NASA’s Ames Analysis Middle in Silicon Valley homes a novel laboratory: the Airborne Sensor Facility (ASF). The engineers on the ASF are chargeable for constructing, sustaining, and working quite a few devices that get deployed on analysis plane, however one in every of their most necessary roles is instrument calibration.
Consider calibration like tuning a piano between performances: A musician makes use of a tuner to set the usual pitch for every string, making certain that the piano stays on pitch for each live performance.
The “tuners” at ASF embody lasers, mirrors, and a lightweight supply known as an integrating sphere – a hole sphere about 36 inches in diameter that emits a set quantity of sunshine from a gap within the high. By checking an instrument towards this baseline between every mission, engineers be sure that the instrument sensors present correct, dependable information each time.
Within the photograph above, electrical engineer Nikolas Gibson performs calibration checks on the MODIS/ASTER Airborne Simulator (MASTER) spectrometer, co-developed by NASA Ames and NASA’s Jet Propulsion Laboratory in Southern California.

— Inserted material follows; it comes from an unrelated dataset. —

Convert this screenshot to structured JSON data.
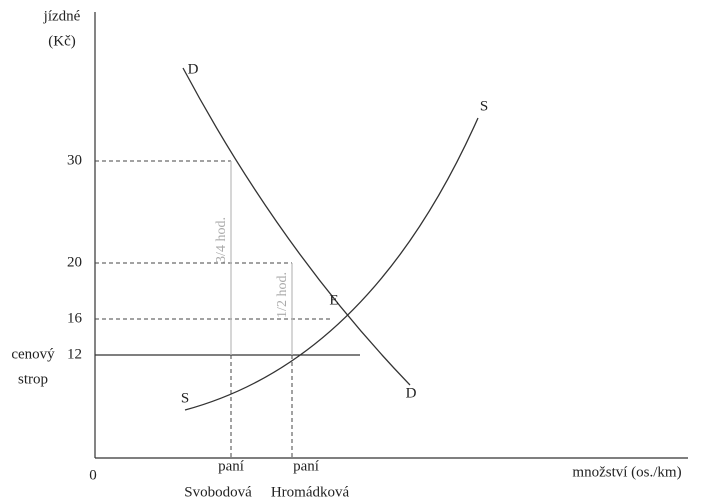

A spectrometer separates mild into particular person wavelengths, offering researchers with details about the properties of no matter is creating or interacting with that mild. The MASTER instrument measures about 50 particular person spectral channels, offering information on wavelengths from the seen spectrum by way of the infrared.
With regards to calibration, every of those channels features like a selected key on a piano and must be individually checked towards the “tuner.” By pointing the instrument’s sensor at a recognized amount of sunshine coming from the integrating sphere, the crew checks the accuracy of MASTER’s information output and repairs or adjusts the sensor as wanted.
On this picture, MASTER had returned from an April 2025 scientific marketing campaign observing prescribed fires in Alabama and Georgia with NASA’s FireSense challenge. It was recalibrated earlier than heading again into the sphere for the Geological Earth Mapping Experiment, or GEMx, mission in late Might 2025, which is able to use the instrument to assist map important minerals throughout the southwestern United States.